RSpec.configure do |config|

  config.include Rails.application.routes.url_helpers

  config.infer_spec_type_from_file_location!

  config.use_transactional_fixtures = false

  config.before(:suite) do
    DatabaseCleaner.clean_with(:truncation)
    Rails.cache.clear # Clear redis cache

    # To prevent FactoryGirl creating persons with an id that are reserved for 'special' persons
    ActiveRecord::Base.connection.execute("ALTER SEQUENCE persons_id_seq START with 4000 RESTART;")
  end

  config.before(:each) do |example|
    DatabaseCleaner.strategy= example.metadata[:js] ? :truncation : :transaction
    DatabaseCleaner.start
  end

  config.after(:each) do
    DatabaseCleaner.clean
    Rails.cache.clear # Clear redis cache
  end

  config.include FactoryGirl::Syntax::Methods

  config.after do |example|
    if example.metadata[:type] == :feature and example.exception.present?
      save_and_open_page
    end
  end

end

Capybara.server_port = 10000

Capybara.always_include_port = true

Capybara.javascript_driver = :selenium

def set_host (host)
  # host! host
  default_url_options[:host] = host
  Capybara.app_host = "http://" + host
end

The "require 'support/wait_for_ajax'" in the above, described here, is something I came across whilst trying to get selenium up and running that looks handy for ajax testing. Although ajax was not playing a role in the cached partials I was testing for this, there are others with ajax calls where this would be handy.

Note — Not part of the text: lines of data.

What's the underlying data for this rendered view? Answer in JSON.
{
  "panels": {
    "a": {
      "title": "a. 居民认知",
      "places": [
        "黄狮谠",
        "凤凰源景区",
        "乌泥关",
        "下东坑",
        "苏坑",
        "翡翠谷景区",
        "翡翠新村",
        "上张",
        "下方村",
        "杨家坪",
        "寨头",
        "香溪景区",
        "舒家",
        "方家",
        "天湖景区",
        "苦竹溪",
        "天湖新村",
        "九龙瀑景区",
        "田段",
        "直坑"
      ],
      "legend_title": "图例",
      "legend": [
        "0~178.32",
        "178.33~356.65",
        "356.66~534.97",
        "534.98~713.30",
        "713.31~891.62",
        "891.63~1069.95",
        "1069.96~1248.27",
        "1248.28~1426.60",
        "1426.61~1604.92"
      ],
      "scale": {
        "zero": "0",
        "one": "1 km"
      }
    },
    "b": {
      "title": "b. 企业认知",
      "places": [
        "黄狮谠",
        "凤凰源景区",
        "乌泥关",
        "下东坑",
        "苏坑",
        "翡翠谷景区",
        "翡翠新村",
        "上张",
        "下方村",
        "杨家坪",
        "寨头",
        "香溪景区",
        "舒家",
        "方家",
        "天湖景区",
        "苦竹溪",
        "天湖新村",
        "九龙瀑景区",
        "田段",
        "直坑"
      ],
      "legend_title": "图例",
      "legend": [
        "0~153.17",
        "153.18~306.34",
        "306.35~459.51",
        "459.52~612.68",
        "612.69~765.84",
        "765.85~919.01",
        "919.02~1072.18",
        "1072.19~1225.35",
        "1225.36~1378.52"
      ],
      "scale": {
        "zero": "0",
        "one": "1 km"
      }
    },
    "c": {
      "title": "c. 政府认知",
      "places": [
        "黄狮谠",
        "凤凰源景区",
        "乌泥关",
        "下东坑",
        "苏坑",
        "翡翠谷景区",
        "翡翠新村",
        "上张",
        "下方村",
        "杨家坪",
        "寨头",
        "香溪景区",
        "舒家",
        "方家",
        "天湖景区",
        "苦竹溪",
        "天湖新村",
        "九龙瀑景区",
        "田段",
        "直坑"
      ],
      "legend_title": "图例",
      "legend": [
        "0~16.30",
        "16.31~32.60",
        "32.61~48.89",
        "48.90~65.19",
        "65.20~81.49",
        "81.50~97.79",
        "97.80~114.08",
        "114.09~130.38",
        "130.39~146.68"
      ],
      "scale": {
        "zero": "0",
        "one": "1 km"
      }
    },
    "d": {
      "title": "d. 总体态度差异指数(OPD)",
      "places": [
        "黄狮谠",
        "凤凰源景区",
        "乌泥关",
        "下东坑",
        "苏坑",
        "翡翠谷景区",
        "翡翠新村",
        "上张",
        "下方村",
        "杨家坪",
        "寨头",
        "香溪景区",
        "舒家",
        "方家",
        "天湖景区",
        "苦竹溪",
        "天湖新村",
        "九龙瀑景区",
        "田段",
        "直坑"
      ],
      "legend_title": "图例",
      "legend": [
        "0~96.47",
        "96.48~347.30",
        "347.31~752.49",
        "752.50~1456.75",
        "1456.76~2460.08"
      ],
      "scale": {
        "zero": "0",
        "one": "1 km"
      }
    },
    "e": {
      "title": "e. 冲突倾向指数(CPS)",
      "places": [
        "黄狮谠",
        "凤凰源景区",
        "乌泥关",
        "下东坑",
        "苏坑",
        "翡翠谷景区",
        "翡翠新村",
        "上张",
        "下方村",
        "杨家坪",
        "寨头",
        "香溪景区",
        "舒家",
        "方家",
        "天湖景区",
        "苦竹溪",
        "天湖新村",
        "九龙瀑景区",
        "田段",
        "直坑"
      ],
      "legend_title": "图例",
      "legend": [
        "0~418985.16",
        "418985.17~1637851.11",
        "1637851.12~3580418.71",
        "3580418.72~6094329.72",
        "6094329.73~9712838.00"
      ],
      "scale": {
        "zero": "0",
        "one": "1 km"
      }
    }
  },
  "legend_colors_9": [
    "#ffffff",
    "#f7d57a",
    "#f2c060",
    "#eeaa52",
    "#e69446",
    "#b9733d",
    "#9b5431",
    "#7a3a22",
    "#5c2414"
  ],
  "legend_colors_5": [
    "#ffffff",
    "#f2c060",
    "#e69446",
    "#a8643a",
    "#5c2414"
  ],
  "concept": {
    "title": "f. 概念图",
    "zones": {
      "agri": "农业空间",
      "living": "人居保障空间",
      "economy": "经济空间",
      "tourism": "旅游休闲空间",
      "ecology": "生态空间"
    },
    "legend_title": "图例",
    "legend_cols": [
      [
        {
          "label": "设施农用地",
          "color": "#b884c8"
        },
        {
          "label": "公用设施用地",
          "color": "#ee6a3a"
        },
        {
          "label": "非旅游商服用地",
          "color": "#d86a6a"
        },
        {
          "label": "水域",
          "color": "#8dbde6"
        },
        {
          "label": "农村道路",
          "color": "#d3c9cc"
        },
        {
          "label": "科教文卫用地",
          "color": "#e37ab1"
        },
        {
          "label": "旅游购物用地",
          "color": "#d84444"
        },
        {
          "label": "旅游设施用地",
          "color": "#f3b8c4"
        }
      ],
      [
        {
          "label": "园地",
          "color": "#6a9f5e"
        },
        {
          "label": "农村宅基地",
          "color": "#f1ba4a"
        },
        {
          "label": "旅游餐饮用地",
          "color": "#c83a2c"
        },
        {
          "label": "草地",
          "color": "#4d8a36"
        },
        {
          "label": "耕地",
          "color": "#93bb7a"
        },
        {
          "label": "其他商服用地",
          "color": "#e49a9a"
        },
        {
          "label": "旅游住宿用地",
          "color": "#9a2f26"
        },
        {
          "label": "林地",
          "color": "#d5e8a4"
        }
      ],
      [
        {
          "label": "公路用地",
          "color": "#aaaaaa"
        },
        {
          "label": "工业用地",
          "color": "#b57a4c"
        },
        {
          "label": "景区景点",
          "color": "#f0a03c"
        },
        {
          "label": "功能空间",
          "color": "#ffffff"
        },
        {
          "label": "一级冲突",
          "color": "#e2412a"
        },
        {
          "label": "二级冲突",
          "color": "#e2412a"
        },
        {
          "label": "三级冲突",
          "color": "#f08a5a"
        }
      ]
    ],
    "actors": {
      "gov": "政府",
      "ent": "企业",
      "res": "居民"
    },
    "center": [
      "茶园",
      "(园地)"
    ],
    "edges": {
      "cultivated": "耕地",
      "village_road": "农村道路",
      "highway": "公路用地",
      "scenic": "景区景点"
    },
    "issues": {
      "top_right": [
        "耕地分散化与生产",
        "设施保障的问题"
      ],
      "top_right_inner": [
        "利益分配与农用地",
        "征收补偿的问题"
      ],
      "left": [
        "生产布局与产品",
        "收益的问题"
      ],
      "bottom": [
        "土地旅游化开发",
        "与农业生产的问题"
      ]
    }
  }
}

For the feature tests using selenium, have those tests in their own describe block e.g.

  describe "special person accesses event with JS tests" do

    before(:each) do
      Capybara.current_driver = :selenium
    end

    after(:all) do
      Capybara.use_default_driver
    end

    scenario 'can view persons partial with cache insertion', js: true do

      visit some_cached_page_path(id:some_page_id)

    ...

And then any following tests that use rack_test (default no full browser and no js tests) put them in a separate describe block but without 'js: true' and those before and after blocks. Initially I thought I would only need to mark selenium driven test blocks with "js: true" but found issues then with the basic rack_test based blocks until I took the above describe block approach.